A inelegibilidade tem sido pouco estudada. Os artigos de doutrina e as decisões judiciais, muito embora contenham análises técnicas interessantes, são, lamentavelmente, nada reflexivos, apesar da profusão de citações, que, como sempre, embargam a leitura, transitando entre a superfície e a repetição acrítica de velhas lições, cuja origem se desconhece. As pessoas, em geral, e os políticos e juristas, em particular, não parecem prestar atenção em sua importância para a vida e a garantia do Estado Democrático de Direito. A inelegibilidade é uma salvaguarda essencial da democracia e dos institutos e mecanismos que servem a definir e a organizar a política e seu funcionamento. Em verdade, ela leva às últimas consequências a proteção do regime constitucional. Neste artigo, pretendo definir a inelegibilidade e demonstrar quais são as consequências de seu reconhecimento ou condenação judicial, e a responsabilidade daqueles que violam os deveres decorrentes dessa declaração.
A Constituição Cidadã fala da inelegibilidade logo em seu início, no contexto de suas disposições mais importantes, que referem os “Direitos e Garantias Fundamentais”. Ela está no capítulo dos “Direitos Políticos”, logo em seguida da definição de “Nacionalidade” e do rol de “Direitos Sociais” e “Direitos e Deveres Individuais e Coletivos”. Essas disposições, na tônica constitucional, só se consideram menos relevantes do que os “Princípios Fundamentais”, que abrem o texto constitucional, especificando o caráter essencial dos valores que definem nossa vida jurídico-política, entre eles a “Cidadania”.
Essa localização e essa importância do tema da inelegibilidade não são fruto do acaso. Ser elegível significa ter capacidade de representar o povo, no exercício das funções públicas que expressam a definição de Democracia. A Constituição o afirma: o poder pertence ao povo, que o exerce de modo direto (participação, conselhos, júris), semidireto (plebiscitos, referendos e leis de iniciativa popular) e indireto (por meio de representantes). Quando trata de democracia indireta, exige a presença de legitimidade na representação. Essa legitimidade decorre precisamente da eleição.
Representante legítimo é representante eleito. A elegibilidade é a capacidade de alguém, dotado de direitos políticos, apresentar-se, no espaço público, como candidato ao exercício de uma função conectada a um cargo eletivo. Ser elegível, portanto, é ser dotado da capacidade de estabelecer uma conexão fundamental na vida democrática, o liame da representação legítima. Essa conexão somente se torna concreta e efetiva após a eleição. Ser elegível é ser dotado de uma dignidade conferida apenas aos que cumprem os requisitos que ao povo interessou inserir na Constituição, como direitos políticos. Assim está posto no artigo 14 – que regula o exercício da “Cidadania”, ali chamada de “Soberania Popular”: o exercício do “sufrágio universal e pelo voto direto e secreto, com valor igual para todos”.

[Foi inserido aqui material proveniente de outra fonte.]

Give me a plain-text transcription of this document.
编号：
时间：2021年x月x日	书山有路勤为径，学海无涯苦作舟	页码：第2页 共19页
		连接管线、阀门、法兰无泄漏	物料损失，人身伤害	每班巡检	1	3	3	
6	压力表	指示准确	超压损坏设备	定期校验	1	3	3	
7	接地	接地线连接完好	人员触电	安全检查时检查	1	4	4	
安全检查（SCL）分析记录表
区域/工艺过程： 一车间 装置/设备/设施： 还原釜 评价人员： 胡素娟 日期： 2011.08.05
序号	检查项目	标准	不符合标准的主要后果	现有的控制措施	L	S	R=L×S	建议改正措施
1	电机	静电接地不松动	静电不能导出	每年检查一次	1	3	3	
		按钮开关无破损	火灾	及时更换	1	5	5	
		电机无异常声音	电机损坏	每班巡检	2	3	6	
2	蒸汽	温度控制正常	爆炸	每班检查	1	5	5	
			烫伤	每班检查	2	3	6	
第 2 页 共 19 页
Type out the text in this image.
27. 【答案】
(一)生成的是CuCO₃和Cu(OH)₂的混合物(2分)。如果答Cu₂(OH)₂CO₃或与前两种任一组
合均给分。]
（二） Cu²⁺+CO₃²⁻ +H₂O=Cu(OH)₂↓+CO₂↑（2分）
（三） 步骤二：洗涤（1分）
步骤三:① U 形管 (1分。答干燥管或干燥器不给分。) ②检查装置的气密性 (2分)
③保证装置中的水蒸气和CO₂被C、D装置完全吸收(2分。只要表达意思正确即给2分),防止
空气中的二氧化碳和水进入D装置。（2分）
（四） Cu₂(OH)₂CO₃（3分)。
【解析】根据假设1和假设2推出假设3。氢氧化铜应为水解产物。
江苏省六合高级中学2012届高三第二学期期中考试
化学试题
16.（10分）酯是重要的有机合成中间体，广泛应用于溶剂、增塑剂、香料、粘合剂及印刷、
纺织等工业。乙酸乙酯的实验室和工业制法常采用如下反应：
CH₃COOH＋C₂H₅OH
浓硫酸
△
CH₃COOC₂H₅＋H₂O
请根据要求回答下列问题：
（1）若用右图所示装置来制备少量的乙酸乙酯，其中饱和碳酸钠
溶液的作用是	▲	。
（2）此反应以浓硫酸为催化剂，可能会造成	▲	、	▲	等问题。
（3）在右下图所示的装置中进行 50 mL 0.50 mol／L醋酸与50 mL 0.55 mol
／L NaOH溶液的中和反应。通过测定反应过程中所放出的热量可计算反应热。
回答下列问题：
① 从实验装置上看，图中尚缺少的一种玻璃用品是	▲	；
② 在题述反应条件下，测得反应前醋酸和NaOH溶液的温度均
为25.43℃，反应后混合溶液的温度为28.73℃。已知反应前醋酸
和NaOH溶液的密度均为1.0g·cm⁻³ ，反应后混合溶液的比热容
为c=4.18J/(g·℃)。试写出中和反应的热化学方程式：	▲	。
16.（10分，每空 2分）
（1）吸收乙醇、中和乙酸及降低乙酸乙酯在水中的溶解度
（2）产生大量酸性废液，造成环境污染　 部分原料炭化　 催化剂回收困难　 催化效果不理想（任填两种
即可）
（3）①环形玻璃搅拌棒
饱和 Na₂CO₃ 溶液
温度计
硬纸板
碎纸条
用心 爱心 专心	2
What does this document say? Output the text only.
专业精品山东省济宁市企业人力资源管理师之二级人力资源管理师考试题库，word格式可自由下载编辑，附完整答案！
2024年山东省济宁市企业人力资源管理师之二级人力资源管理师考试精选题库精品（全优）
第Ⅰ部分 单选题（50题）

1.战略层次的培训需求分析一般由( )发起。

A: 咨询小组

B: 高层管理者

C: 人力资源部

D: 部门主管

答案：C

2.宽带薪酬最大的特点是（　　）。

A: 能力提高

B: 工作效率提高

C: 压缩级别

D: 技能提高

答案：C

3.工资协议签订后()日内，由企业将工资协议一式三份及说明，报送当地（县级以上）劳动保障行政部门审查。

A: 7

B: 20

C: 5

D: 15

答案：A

Se cidadania, soberania popular, capacidade política, eleição e condições de elegibilidade estão intimamente ligadas, isso significa que a inelegibilidade deve ser tratada como antípoda de todos esses valores, direitos e deveres constitucionais. Ser inelegível não significa apenas impossibilidade de uma pessoa ser eleita ou candidata, como a análise superficial e literal sugere.
A Constituição diz, antes de tudo, das condições objetivas de inelegibilidade, isto é, das pessoas que são inelegíveis por não possuírem alfabetização e por não se poderem alistar como eleitoras – porque estão prestando o serviço militar obrigatório, ou não completaram dezesseis anos de idade, ou não possuírem a nacionalidade brasileira. Em seguida, trata dos casos relativos de inelegibilidade, assim, por exemplo, da necessidade de desincompatibilização para a apresentação de candidatura a determinados cargos, a proibição de cônjuges e parentes de titulares de cargos públicos eletivos se apresentarem como candidatos.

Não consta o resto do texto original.